After finding it nearly impossible to get a job he decided to forge his own future. Now, over 20 years since he kicked his drug-habit, the Singaporean is the successful owner of a chain of restaurants called Eighteen Chefs.
    While the restaurants focus on providing quality food, from the beginning Teo was determined that his business venture would also concentrate on helping those marginalized by society.
    "I realized that in society there is this gap. Where once you have a criminal record you are unable to live a normal life, you are unable to integrate back to society," he says.
    "We are able to provide training and give them their self-respect which they lost many, many years ago."
    Before setting up Eighteen Chefs, Teo trained at Fifteen, Jamie Oliver's London restaurant. He then went on to run a 200-seater Chinese restaurant, with 80% of the staff having a criminal record.
    However, Teo found that the high number of ex-offenders was too difficult to manage. His first Eighteen Chefs establishment started off with a smaller proportion, 35% in 2012, and now 50% of his employees are troubled young people and people with criminal records.

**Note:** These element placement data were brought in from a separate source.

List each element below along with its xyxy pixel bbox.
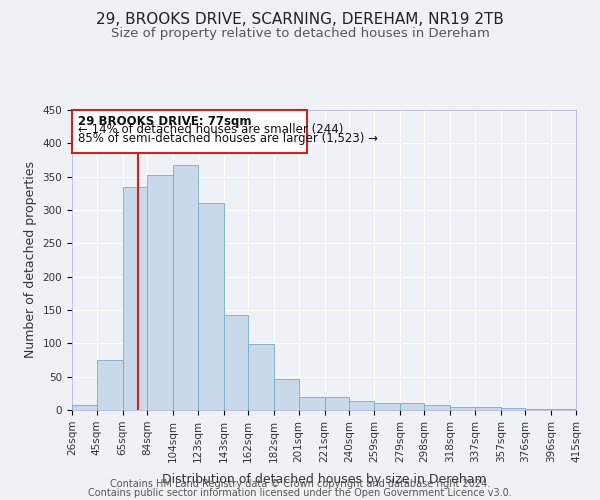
- Text: Distribution of detached houses by size in Dereham: Distribution of detached houses by size …: [161, 474, 487, 486]
- Bar: [451, 406, 475, 410]
- Bar: [97, 360, 122, 410]
- Bar: [501, 408, 526, 410]
- Bar: [197, 204, 224, 410]
- Bar: [400, 404, 424, 410]
- Bar: [122, 186, 147, 410]
- Text: Size of property relative to detached houses in Dereham: Size of property relative to detached ho…: [110, 28, 490, 40]
- FancyBboxPatch shape: [72, 110, 307, 154]
- Bar: [424, 406, 451, 410]
- Text: Contains HM Land Registry data © Crown copyright and database right 2024.: Contains HM Land Registry data © Crown c…: [110, 479, 490, 489]
- Bar: [325, 396, 349, 410]
- Y-axis label: Number of detached properties: Number of detached properties: [24, 162, 37, 358]
- Bar: [173, 164, 197, 410]
- Text: Contains public sector information licensed under the Open Government Licence v3: Contains public sector information licen…: [88, 488, 512, 498]
- Text: 85% of semi-detached houses are larger (1,523) →: 85% of semi-detached houses are larger (…: [79, 132, 379, 145]
- Bar: [374, 402, 400, 410]
- Bar: [274, 380, 299, 410]
- Bar: [349, 402, 374, 410]
- Bar: [147, 174, 173, 410]
- Bar: [224, 314, 248, 410]
- Bar: [72, 406, 97, 410]
- Text: 29, BROOKS DRIVE, SCARNING, DEREHAM, NR19 2TB: 29, BROOKS DRIVE, SCARNING, DEREHAM, NR1…: [96, 12, 504, 28]
- Text: ← 14% of detached houses are smaller (244): ← 14% of detached houses are smaller (24…: [79, 124, 344, 136]
- Bar: [248, 344, 274, 410]
- Bar: [299, 396, 325, 410]
- Bar: [475, 408, 501, 410]
- Text: 29 BROOKS DRIVE: 77sqm: 29 BROOKS DRIVE: 77sqm: [79, 114, 252, 128]
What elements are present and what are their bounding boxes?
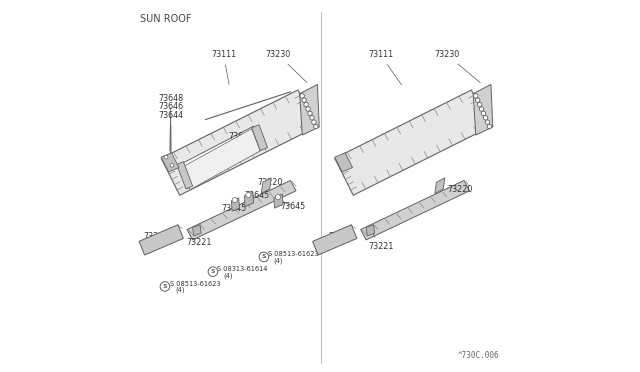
Text: 73111: 73111 xyxy=(368,51,401,85)
Circle shape xyxy=(474,94,478,98)
Text: 73648: 73648 xyxy=(158,94,184,151)
Text: 73644: 73644 xyxy=(158,110,184,158)
Polygon shape xyxy=(178,126,263,189)
Circle shape xyxy=(232,198,237,203)
Polygon shape xyxy=(187,180,296,240)
Polygon shape xyxy=(366,225,374,236)
Polygon shape xyxy=(312,225,357,255)
Polygon shape xyxy=(177,161,193,189)
Text: S: S xyxy=(163,284,167,289)
Text: 73646: 73646 xyxy=(158,102,184,155)
Circle shape xyxy=(308,111,312,116)
Text: (4): (4) xyxy=(223,272,232,279)
Text: SUN ROOF: SUN ROOF xyxy=(140,14,191,24)
Circle shape xyxy=(479,107,484,111)
Circle shape xyxy=(300,94,305,98)
Circle shape xyxy=(476,98,480,102)
Circle shape xyxy=(310,116,314,120)
Polygon shape xyxy=(244,192,253,207)
Circle shape xyxy=(481,111,486,116)
Polygon shape xyxy=(335,90,490,195)
Circle shape xyxy=(160,282,170,291)
Text: (4): (4) xyxy=(175,287,185,294)
Polygon shape xyxy=(161,153,179,172)
Text: S 08513-61623: S 08513-61623 xyxy=(268,251,319,257)
Circle shape xyxy=(302,98,307,102)
Polygon shape xyxy=(274,194,283,208)
Polygon shape xyxy=(261,178,271,193)
Polygon shape xyxy=(360,180,470,240)
Polygon shape xyxy=(252,125,268,151)
Text: 73220: 73220 xyxy=(257,178,283,187)
Circle shape xyxy=(487,124,492,129)
Text: 73230: 73230 xyxy=(266,51,307,83)
Circle shape xyxy=(306,107,310,111)
Polygon shape xyxy=(335,153,353,172)
Text: 73111: 73111 xyxy=(211,51,236,84)
Text: 73230: 73230 xyxy=(435,51,481,83)
Circle shape xyxy=(275,195,280,200)
Text: 73221: 73221 xyxy=(186,230,212,247)
Circle shape xyxy=(477,102,482,107)
Text: 73210: 73210 xyxy=(143,232,169,241)
Circle shape xyxy=(170,163,174,167)
Text: S 08313-61614: S 08313-61614 xyxy=(218,266,268,272)
Polygon shape xyxy=(473,84,493,135)
Circle shape xyxy=(314,124,318,129)
Polygon shape xyxy=(300,84,319,135)
Circle shape xyxy=(259,252,269,262)
Text: 73645: 73645 xyxy=(221,203,246,213)
Text: ^730C.006: ^730C.006 xyxy=(458,350,499,359)
Text: S: S xyxy=(211,269,215,274)
Polygon shape xyxy=(161,90,316,195)
Circle shape xyxy=(304,102,308,107)
Text: 73645: 73645 xyxy=(280,201,305,211)
Text: 73221: 73221 xyxy=(369,232,394,251)
Polygon shape xyxy=(435,178,445,193)
Circle shape xyxy=(312,120,316,124)
Circle shape xyxy=(483,116,488,120)
Text: 73645: 73645 xyxy=(244,191,269,200)
Circle shape xyxy=(164,155,168,159)
Circle shape xyxy=(208,267,218,276)
Polygon shape xyxy=(193,225,201,236)
Text: 73220: 73220 xyxy=(441,185,473,194)
Polygon shape xyxy=(182,129,260,190)
Circle shape xyxy=(246,192,251,198)
Circle shape xyxy=(485,120,490,124)
Polygon shape xyxy=(232,198,239,211)
Text: (4): (4) xyxy=(274,257,284,264)
Text: S: S xyxy=(262,254,266,259)
Text: 73646: 73646 xyxy=(228,132,260,146)
Text: 73210: 73210 xyxy=(328,232,353,241)
Text: S 08513-61623: S 08513-61623 xyxy=(170,281,220,287)
Polygon shape xyxy=(139,225,184,255)
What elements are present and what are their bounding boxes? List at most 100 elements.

    There have been a number of success stories among staff, one of Teo's employees began as a server and is now a regional manager at an international restaurant earning more than $6,000 a month.
    Teo does not even mind if his employees steal recipes and ideas from him to start up their own small businesses, he's just happy they aren't going back to their old ways.
    While his new life is free of his old habits and addictions, his restaurants retain an allusion to his former ways: the number 18 refers to a well-known Singaporean street gang.
    But rather than advocate his breaking bad past, he would rather young people tempted by a thug life would pick up a pan and chopping knife rather than a switchblade.